Bulan Maret 2024 menjadi periode kritis dalam kalender pangan nasional. Ramadan yang dimulai akhir Maret secara historis selalu memicu lonjakan permintaan terhadap bahan pokok. Kombinasi antara peningkatan konsumsi rumah tangga dan disrupsi pasokan akibat cuaca menjadikan stabilitas harga pangan sebagai ujian tahunan bagi pemerintah. Tahun ini, tantangannya semakin besar akibat efek lanjutan El Niño yang mengganggu musim tanam di awal tahun.

Sinyal awal telah terlihat: harga beras medium di beberapa daerah menembus harga eceran tertinggi, cabai dan bawang mengalami lonjakan menjelang Ramadan, dan stok pangan strategis di tingkat lokal mengalami tekanan. Data BPS menunjukkan bahwa sektor pertanian menjadi satu-satunya sektor yang tumbuh negatif pada kuartal pertama 2024, imbas dari gangguan produksi. Artinya, potensi inflasi pangan menjelang Ramadan bukan sekadar isu psikologis, tetapi mencerminkan masalah struktural rantai pasok.

Pemerintah merespons dengan langkah cepat: penyaluran cadangan pangan pemerintah oleh Bulog, perluasan operasi pasar murah, serta realisasi impor beras sebagai langkah stabilisasi. Namun, pertanyaannya tetap: mengapa masalah ini terus berulang dari tahun ke tahun? Di mana letak kelemahan dalam sistem pengelolaan pangan nasional?

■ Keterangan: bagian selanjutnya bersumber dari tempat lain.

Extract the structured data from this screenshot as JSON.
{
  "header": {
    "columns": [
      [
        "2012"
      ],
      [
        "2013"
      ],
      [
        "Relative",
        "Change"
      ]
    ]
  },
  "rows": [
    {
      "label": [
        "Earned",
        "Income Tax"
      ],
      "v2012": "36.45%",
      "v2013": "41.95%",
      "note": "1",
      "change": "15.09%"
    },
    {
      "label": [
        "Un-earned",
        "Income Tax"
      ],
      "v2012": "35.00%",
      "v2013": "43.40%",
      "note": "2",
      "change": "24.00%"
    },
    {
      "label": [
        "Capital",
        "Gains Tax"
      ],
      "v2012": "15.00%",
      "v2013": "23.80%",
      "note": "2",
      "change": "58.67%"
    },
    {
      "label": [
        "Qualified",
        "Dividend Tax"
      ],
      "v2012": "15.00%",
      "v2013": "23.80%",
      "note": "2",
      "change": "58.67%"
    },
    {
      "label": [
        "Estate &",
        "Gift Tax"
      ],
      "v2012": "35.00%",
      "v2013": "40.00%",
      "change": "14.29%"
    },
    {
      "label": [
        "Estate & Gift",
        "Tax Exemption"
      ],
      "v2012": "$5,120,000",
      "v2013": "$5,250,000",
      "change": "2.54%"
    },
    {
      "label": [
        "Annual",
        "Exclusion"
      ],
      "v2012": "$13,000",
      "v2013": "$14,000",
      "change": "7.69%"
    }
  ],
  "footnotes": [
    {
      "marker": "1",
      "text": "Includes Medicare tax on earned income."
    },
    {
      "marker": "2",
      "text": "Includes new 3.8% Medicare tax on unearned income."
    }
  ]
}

Dari perspektif progresif, penanganan fluktuasi harga pangan seharusnya tidak hanya reaktif dan berbasis intervensi jangka pendek. Perlu pendekatan jangka panjang berbasis sistem ketahanan pangan terintegrasi. Pertama, penting memperkuat sistem cadangan strategis nasional yang fleksibel, termasuk di tingkat daerah. Kedua, reformasi tata niaga pangan harus didorong untuk memotong mata rantai distribusi yang panjang dan penuh spekulasi.

Lebih jauh, strategi diversifikasi pangan menjadi kunci. Ketergantungan berlebihan pada beras membuat Indonesia sangat rentan terhadap gangguan iklim. Pemerintah perlu mengarusutamakan konsumsi pangan alternatif—sagu, jagung, sorgum—melalui edukasi gizi dan kebijakan subsidi. Di sisi produksi, investasi pada infrastruktur irigasi dan teknologi pertanian tahan iklim wajib dipercepat agar musim tanam tidak lagi bergantung pada siklus alam.

Momen Ramadan 2024 seharusnya menjadi refleksi serius: kita tidak bisa terus-menerus ‘memadamkan kebakaran’ inflasi pangan setiap tahun. Perlu keberanian politik untuk mereformasi sistem pangan dari hulu ke hilir, melibatkan petani, pelaku logistik, pemerintah daerah, dan konsumen. Jika tidak, ketahanan pangan hanya akan menjadi jargon musiman, bukan kenyataan berkelanjutan.